Conifers are a group of cone-bearing seed plants.They comprise ca. 630 species in two clades, Pinaceae (conifers I clade) and cupressophytes (conifers II clade, consisting of five families). Conifers dominate temperate forests, especially in the Northern hemisphere, and significantly contribute to photosynthesis and biomass production. They provide shelters for wildlife and important resources for humans, such as solid wood fuel, valuable timber, edible seeds, and essential oils [1].
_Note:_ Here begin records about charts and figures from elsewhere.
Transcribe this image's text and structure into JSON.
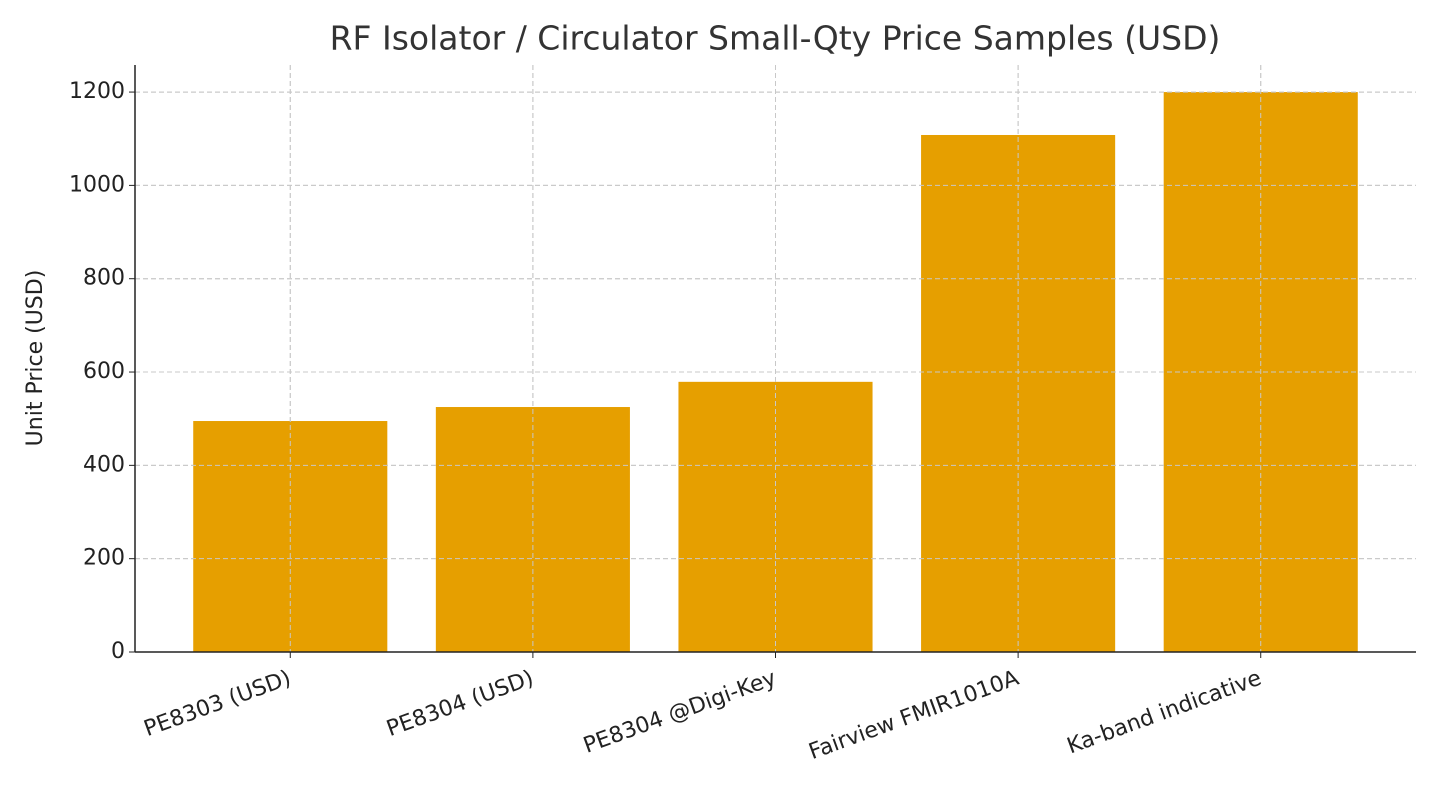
{
  "chart_data": {
    "type": "bar",
    "title": "RF Isolator / Circulator Small-Qty Price Samples (USD)",
    "y_label": "Unit Price (USD)",
    "categories": [
      "PE8303 (USD)",
      "PE8304 (USD)",
      "PE8304 @Digi-Key",
      "Fairview FMIR1010A",
      "Ka-band indicative"
    ],
    "values": [
      495,
      525,
      579,
      1108,
      1200
    ],
    "color": "#e69f00",
    "ylim": [
      0,
      1258
    ],
    "yticks": [
      0,
      200,
      400,
      600,
      800,
      1000,
      1200
    ],
    "grid": true
  }
}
Plastid gene transcription is a complex process, involving both prokaryotic- and eukaryotic-type systems [2]. Most plastid genes are presumably transcribed as polycistronic mRNAs which then undergo various post-transcriptional modifications [3]. These processes generate tremendously elaborate transcriptomes with an unprecedented diversity of non-coding RNAs [4], multiple loci for transcriptional initiation and termination [5, 6], a full or nearly full transcription of the genome [7, 8], and varying frequencies of RNA-editing sites [9].
Plastid genomes (plastomes) of land plants are highly conserved in their gene content and order. Functionally related genes are commonly found in clusters and are likely co-transcribed as operons [10]. These operons may be conserved due to selective constraints rather than slow rates of neutral chromosomal rearrangements [11]. However, mounting evidence indicates that many taxa, including conifers (the largest group of gymnosperms), have highly rearranged plastomes [12–14]. Some of these rearrangements resulted in disruption of canonical operons and creation of novel co-transcriptional units. An example is the disruption of rps2 operons in Sciadopitys and Callitris [15, 16]. We have long been puzzled by these findings because it is then unclear whether plastomic rearrangements affect plastid gene transcription. If they do, what are the underlying mechanisms and consequences of such changes?
In this study, we sequenced both plastomic DNA and RNA from one representative genus in each of the six extant conifer families. Strand-specific RNA libraries have the advantage of allowing for the discrimination of sense and antisense transcripts [17]. We took advantage of this to (1) investigate the full transcription capability of both plastomic strands, (2) estimate the relative number of plastid coding and antisense transcripts, and (3) identify plastid C-to-U RNA-editing sites separately at sense and antisense transcripts in conifers. We also compared plastid gene expression levels among conifers and demonstrated a strong association between gene expression and plastomic rearrangements. We discuss possible mechanisms underlying this association.